CircEvent

September 10, 2021 · View on GitHub

This repository contains the source code for the publication of EMNLP 2021 findings Incorporating Circumstance into Narrative Event Prediction. You can follow the instructions below to reproduce our experiments.

Dataset

Our experiments are conducted on the New York Times (NYT) portion of the English Gigawords. You can get access from the official website. The data split we used is provided by Granroth-Wilding[1] We annotate the raw documents based on Lee[2] with the standford CoreNLP toolkit. The configuration of CoreNLP is listed in corenlp.props file.

Environment Setup

We conducted our experiments with on a workstation with a RTX 2080Ti, 64GB Memory. Our programs are tested under PyTorch 1.8.1 + CUDA 10.2.

  1. Setup Python environment. We encourage using conda to setup the python virtual environment. conda create -n circ python==3.8 && conda activate circ
  2. Install the CUDA toolkit and Pytorch. conda install cudatoolkit=10.2 && pip install torch==1.8.1+cu102 -f https://download.pytorch.org/whl/torch_stable.html
  3. Install the pip packages. pip install -r requirements.txt
  4. Install the circumst_event package pip install -e .

Now the environment has been set up in the circ virtual environment.

Reproduce Steps

The source codes can be divided into two parts, i.e. data preprocessing and model training. The entry scripts are placed in bin folder. Each step and its corresponding script is listed below.
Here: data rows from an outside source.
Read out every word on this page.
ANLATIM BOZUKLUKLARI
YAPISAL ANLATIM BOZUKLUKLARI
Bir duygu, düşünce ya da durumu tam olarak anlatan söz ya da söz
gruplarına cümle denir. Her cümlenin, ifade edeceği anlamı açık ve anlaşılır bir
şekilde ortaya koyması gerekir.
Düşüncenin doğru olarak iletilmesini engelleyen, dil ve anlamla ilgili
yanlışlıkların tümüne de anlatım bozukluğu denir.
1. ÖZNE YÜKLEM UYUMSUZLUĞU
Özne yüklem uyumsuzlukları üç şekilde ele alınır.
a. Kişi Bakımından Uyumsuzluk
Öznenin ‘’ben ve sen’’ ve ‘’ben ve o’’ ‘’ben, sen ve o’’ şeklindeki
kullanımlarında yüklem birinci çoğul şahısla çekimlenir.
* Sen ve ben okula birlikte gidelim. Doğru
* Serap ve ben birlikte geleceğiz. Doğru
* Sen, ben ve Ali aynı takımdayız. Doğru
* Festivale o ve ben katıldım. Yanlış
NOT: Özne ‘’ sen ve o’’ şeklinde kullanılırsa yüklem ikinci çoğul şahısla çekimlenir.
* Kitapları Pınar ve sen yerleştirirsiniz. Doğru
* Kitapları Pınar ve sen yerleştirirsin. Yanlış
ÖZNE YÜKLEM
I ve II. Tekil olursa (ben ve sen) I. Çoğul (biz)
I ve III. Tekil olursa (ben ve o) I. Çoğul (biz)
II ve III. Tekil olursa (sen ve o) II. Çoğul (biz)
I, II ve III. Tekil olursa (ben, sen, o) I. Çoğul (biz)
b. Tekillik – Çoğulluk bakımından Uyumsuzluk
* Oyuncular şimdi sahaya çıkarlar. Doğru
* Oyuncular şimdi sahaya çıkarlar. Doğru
  1. extract text out of gigaword xml file. 1-extract_gigaword_nyt
  2. annotate text with CoreNLP. 2-corenlp_annotate
  3. extract event chain from annotated document. 3-extract_event_chain
  4. convert event chain words to ids. 4-index_event_chain
  5. split into train, validation, test set. 5-split_dataset
  6. train the circ model. 6-circ_train
  7. evaluate the saved model. 7-circ_eval

Reference

[1] Mark Granroth-Wilding and Stephen Clark. 2016. What happens next? Event Prediction Using a Compositional Neural Network Model. In Proceedings of the Thirtieth AAAI Conference on Artificial Intelligence, pages 2727–2733, Phoenix, Arizona, February. AAAI Press.

[2] I-Ta Lee and Dan Goldwasser. 2019. Multi-Relational Script Learning for Discourse Relations. In Proceedings of the 57th Annual Meeting of the Association for Computational Linguistics, pages 4214–4226, Florence, Italy, July. Association for Computational Linguistics.